Light¬¬¬-activation of the gas sensitivity of ZnO nanorods to reduce the operating temperature of sensors

A study of sensor coatings based on zinc oxide nanorods with activation of gas sensitivity to isopropyl alcohol vapor by irradiation in the ultraviolet and visible regions of the spectrum is presented. It is shown that irradiation with an ultraviolet LED with a peak wavelength of 370 nm ensures the gas sensitivity of the sensor coating to isopropyl alcohol vapor at room temperature. Reducing the power consumption of the LED to 100 mW by increasing the duty cycle of the supplied voltage at a pulse period of 2 ms leads to an insignificant decrease in sensitivity. It has also been shown that the combination of heating up to 150°C with ultraviolet irradiation of the sensor coating leads to an increase in response. To activate gas sensitivity in the visible range, zinc oxide nanorods were decorated with colloidal AgInS2 quantum dots.

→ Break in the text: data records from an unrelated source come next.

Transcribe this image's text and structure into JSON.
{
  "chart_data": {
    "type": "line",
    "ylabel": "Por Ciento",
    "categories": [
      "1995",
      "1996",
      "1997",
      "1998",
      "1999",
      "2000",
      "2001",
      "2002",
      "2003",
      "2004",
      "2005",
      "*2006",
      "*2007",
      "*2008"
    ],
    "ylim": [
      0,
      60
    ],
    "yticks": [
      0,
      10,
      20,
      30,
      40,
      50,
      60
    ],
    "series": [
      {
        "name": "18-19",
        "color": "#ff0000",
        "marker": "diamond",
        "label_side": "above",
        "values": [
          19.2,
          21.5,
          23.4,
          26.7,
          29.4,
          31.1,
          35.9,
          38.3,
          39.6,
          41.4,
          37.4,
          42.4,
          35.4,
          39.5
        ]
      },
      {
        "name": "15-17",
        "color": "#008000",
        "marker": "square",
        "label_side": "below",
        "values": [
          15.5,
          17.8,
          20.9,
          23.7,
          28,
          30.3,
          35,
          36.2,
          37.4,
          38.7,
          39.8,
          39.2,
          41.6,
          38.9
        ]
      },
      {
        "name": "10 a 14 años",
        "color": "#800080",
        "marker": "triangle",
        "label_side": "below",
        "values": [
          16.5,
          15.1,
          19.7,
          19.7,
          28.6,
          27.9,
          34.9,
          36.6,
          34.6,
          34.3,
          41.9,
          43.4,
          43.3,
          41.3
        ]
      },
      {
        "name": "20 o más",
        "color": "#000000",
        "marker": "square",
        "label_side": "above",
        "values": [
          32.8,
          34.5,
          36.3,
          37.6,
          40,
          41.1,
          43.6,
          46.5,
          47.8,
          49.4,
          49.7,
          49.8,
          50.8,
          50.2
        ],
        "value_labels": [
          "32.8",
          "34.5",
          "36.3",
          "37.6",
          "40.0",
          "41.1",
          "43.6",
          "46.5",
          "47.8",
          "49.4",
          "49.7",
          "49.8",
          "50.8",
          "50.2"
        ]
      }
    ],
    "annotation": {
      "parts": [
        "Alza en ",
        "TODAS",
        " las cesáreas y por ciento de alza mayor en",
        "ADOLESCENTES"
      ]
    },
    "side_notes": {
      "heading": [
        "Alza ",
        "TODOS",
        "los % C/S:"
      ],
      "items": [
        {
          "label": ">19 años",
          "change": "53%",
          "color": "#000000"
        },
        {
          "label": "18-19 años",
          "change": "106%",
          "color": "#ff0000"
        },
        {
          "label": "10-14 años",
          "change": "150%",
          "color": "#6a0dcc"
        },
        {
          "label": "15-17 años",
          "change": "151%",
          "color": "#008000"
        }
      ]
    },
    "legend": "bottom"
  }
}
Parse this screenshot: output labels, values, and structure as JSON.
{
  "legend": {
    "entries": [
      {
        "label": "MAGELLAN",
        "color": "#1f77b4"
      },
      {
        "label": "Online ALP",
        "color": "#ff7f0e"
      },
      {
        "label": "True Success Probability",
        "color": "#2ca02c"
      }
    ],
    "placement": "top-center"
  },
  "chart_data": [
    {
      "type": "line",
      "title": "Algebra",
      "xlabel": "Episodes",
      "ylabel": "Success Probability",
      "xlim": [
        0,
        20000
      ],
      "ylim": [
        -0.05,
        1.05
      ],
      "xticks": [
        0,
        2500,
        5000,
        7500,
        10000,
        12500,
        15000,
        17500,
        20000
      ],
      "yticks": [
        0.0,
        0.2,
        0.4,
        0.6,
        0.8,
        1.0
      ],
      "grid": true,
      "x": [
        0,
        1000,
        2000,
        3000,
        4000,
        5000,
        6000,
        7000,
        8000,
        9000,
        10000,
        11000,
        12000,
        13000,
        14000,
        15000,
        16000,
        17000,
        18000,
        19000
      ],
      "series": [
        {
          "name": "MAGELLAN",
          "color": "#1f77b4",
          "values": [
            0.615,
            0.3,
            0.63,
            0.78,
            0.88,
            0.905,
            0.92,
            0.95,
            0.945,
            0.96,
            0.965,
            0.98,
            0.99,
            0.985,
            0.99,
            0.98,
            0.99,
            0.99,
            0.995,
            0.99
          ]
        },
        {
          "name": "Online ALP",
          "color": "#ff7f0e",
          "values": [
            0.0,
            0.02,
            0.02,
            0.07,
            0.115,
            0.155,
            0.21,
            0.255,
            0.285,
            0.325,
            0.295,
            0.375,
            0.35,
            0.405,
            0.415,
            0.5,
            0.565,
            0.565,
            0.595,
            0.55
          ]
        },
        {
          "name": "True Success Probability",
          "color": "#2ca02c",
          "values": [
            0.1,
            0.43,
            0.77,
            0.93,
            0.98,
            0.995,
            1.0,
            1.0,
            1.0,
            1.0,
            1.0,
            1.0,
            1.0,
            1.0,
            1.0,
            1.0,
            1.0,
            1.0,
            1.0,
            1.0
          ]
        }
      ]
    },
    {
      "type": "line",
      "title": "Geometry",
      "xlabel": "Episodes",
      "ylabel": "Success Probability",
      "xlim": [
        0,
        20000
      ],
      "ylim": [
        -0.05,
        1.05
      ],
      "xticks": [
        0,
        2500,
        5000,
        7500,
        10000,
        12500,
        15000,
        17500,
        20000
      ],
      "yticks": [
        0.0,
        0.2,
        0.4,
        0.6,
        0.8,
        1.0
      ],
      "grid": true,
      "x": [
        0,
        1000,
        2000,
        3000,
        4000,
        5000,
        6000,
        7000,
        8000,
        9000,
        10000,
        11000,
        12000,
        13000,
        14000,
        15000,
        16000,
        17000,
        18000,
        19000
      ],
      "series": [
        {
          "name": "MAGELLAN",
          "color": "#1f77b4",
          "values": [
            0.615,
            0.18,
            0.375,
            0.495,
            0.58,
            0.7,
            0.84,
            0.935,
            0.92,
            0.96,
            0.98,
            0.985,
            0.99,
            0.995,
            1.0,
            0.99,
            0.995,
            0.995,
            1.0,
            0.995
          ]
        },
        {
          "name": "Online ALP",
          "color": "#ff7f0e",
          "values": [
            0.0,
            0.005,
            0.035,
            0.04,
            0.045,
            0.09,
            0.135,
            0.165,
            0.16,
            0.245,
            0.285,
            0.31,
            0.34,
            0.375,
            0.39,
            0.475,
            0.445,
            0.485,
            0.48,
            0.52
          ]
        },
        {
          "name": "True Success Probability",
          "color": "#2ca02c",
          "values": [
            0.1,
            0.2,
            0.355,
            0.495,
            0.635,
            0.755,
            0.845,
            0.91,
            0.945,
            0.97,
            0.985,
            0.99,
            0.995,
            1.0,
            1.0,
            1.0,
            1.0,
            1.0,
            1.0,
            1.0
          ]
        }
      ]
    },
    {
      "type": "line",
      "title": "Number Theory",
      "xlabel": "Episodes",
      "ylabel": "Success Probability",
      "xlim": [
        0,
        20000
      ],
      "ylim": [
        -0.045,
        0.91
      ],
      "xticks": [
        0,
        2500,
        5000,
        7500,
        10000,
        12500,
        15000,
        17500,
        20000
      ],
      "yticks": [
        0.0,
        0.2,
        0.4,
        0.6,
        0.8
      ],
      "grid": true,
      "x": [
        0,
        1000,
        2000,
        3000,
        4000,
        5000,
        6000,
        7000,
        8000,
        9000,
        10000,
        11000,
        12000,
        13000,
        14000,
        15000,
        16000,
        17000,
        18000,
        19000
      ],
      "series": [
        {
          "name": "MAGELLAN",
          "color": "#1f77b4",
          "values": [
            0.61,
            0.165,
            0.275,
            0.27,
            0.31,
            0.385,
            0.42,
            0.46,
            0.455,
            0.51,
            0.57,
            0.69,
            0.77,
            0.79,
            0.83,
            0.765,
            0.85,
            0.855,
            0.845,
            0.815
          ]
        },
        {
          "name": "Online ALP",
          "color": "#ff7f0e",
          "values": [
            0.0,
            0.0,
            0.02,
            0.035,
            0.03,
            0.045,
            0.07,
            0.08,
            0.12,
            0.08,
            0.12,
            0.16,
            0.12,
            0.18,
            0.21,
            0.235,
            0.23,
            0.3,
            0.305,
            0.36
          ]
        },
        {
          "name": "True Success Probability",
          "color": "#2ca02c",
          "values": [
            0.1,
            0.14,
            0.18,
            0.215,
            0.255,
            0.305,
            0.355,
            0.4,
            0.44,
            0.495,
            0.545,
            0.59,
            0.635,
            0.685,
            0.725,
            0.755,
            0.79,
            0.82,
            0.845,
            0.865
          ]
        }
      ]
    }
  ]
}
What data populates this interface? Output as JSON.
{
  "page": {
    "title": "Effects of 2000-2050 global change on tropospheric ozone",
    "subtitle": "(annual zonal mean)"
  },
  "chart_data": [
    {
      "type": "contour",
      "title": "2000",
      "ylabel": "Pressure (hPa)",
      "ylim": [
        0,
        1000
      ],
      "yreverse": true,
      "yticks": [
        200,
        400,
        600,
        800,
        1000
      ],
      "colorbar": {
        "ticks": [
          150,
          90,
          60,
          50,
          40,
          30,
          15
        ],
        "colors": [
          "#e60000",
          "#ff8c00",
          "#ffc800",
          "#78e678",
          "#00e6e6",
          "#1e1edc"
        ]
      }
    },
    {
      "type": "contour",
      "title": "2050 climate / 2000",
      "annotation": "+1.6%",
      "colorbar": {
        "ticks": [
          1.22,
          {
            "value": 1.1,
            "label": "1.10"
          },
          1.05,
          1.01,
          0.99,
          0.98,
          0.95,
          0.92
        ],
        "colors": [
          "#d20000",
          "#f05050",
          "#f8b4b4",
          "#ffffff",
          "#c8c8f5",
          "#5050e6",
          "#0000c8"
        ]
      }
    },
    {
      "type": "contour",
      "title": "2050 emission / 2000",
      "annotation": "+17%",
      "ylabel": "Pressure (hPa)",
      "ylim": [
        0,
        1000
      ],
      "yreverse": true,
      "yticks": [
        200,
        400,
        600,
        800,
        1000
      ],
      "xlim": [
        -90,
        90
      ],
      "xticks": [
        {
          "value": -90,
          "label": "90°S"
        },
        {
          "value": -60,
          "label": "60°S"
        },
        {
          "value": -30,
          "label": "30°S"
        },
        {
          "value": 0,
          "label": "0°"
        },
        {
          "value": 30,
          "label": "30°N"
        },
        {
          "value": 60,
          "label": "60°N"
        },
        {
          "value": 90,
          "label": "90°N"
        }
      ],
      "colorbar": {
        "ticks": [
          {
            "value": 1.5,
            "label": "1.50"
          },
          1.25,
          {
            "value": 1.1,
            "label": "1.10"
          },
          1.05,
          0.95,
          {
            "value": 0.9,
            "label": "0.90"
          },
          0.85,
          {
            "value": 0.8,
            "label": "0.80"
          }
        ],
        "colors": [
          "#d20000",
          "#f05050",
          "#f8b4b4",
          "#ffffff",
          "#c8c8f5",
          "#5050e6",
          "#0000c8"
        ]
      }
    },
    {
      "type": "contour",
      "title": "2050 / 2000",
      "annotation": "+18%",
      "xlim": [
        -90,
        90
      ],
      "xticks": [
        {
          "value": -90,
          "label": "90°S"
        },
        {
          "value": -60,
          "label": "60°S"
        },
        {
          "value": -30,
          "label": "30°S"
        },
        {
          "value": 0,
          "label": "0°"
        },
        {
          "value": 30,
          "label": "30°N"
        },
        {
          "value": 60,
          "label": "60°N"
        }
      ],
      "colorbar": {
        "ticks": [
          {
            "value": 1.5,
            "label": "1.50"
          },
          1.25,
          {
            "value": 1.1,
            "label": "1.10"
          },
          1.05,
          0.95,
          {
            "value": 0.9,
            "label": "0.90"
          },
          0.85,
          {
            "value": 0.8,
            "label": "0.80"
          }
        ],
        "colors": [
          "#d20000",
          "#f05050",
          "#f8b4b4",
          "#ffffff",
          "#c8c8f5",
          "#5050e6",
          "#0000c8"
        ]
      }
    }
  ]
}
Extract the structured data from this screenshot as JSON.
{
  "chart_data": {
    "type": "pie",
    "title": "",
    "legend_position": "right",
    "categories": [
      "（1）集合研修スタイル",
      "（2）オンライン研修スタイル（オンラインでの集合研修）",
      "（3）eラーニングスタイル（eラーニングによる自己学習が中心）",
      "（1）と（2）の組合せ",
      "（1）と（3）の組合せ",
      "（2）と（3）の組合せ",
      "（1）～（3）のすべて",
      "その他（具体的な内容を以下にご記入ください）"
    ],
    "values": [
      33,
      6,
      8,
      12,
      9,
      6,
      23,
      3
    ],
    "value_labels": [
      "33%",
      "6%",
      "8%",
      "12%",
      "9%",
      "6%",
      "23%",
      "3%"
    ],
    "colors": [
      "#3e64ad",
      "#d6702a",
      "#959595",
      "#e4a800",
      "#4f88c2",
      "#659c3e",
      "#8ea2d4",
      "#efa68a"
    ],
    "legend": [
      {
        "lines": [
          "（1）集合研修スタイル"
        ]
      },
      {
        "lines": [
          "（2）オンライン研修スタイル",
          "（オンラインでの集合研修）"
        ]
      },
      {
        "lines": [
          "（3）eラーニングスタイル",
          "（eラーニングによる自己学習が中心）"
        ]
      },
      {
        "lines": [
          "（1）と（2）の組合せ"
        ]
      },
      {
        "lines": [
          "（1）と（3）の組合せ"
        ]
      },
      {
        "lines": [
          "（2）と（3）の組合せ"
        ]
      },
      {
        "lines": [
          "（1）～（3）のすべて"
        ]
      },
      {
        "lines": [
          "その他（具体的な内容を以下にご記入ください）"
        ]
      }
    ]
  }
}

It has been shown that zinc oxide and colloidal AgInS2 quantum dots with a shell of mercaptopropionic acid form a heterojunction, and decoration of zinc oxide nanorods with colloidal quantum dots provides sensitization of zinc oxide to irradiation in the visible region. Sensitization of ZnO nanorods with colloidal AgInS2 quantum dots provided gas sensitivity to isopropyl alcohol vapor at room temperature under illumination with a peak wavelength of 460 nm.